• RIPARIAN ZONE CREATION IN ESTABLISHED CONIFEROUS FORESTS IN IRISH UPLAND PEAT CATCHMENTS: PHYSICAL, CHEMICAL AND BIOLOGICAL IMPLICATIONS

      Ryder, L; DeEyto, E; Gormally, M; Sheehy Skeffington, M; Dillane, M; Poole, R (The Royal Irish Academy, 2011)
      Plantation forests were established on western Irish peatlands before it became apparent that riparian buffer zones were essential for the health of important salmonid habitats and aquatic ecosystems. The option to retrofit a riparian buffer zone several years before the clearfelling of the main plantation may lessen the possible effect of the clearfelling on receiving waters and provide some protection against sediment and nutrient runoff. The option to create a riparian buffer zone can only be considered if it can be shown that clearfelling this zone of coniferous forestry along the stream does not pose a significant risk to the water bodies in the short term.

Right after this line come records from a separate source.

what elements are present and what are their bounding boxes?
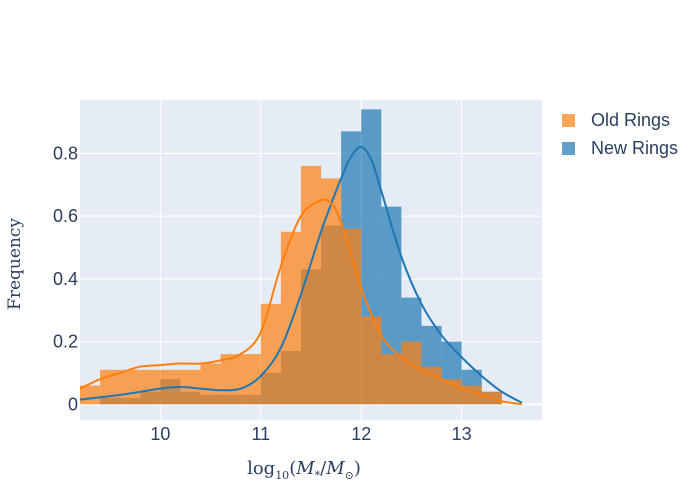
kde-curves — [79, 146, 523, 406]
histogram-bars — [80, 109, 502, 405]
bar-old-rings — [260, 303, 281, 405]
y-tick-label: 0.2 — [53, 332, 78, 352]
bar-old-rings — [240, 354, 261, 405]
bar-old-rings — [280, 231, 301, 405]
x-tick-label: 11 — [251, 424, 270, 444]
x-tick-labels: 10 11 12 13 — [150, 424, 471, 444]
legend-label-new-rings: New Rings — [591, 137, 679, 158]
x-tick-label: 10 — [150, 424, 170, 444]
y-tick-label: 0.4 — [53, 269, 78, 289]
x-tick-label: 13 — [452, 424, 472, 444]
x-axis-title: log10(M*/M⊙) — [247, 458, 361, 482]
y-tick-label: 0 — [68, 394, 78, 414]
bar-old-rings — [321, 178, 342, 405]
legend: Old Rings New Rings — [562, 106, 678, 162]
kde-line-old-rings — [79, 198, 523, 406]
legend-item-new-rings[interactable]: New Rings — [562, 134, 678, 162]
y-axis-title: Frequency — [5, 218, 25, 310]
legend-label-old-rings: Old Rings — [591, 109, 671, 130]
bar-old-rings — [441, 379, 462, 405]
bar-old-rings — [220, 354, 241, 405]
y-tick-label: 0.8 — [53, 143, 78, 163]
legend-item-old-rings[interactable]: Old Rings — [562, 106, 678, 134]
bar-old-rings — [381, 354, 402, 405]
bar-old-rings — [80, 385, 101, 405]
bar-old-rings — [140, 369, 161, 405]
bar-old-rings — [120, 369, 141, 405]
y-tick-labels: 0 0.2 0.4 0.6 0.8 — [53, 143, 78, 414]
bar-old-rings — [361, 316, 382, 405]
bar-old-rings — [300, 165, 322, 405]
y-tick-label: 0.6 — [53, 206, 78, 226]
legend-swatch-new-rings — [562, 141, 575, 155]
x-tick-label: 12 — [351, 424, 371, 444]
legend-swatch-old-rings — [562, 113, 575, 127]
bar-old-rings — [200, 363, 221, 405]
kde-line-new-rings — [79, 146, 523, 404]
bar-old-rings — [401, 341, 422, 405]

To assess this risk, the hydrology, water chemistry and biota at three locations in western peatland catchments within mature, harvestable-age forestry plantations were studied before, during and immediately after riparian buffer zones were created. Results indicate that water discharge and suspended sediment increased significantly at two experimental sites post-felling. Maximum and minimum daily temperature and pH also increased significantly at two of the sites. The biological results from macroinvertebrate analysis indicated some significant changes in richness and abundance of species post-felling. The juvenile trout (Salmo trutta L.) densities remained stable over the sampling period and appeared unaffected by the clearfelling operations.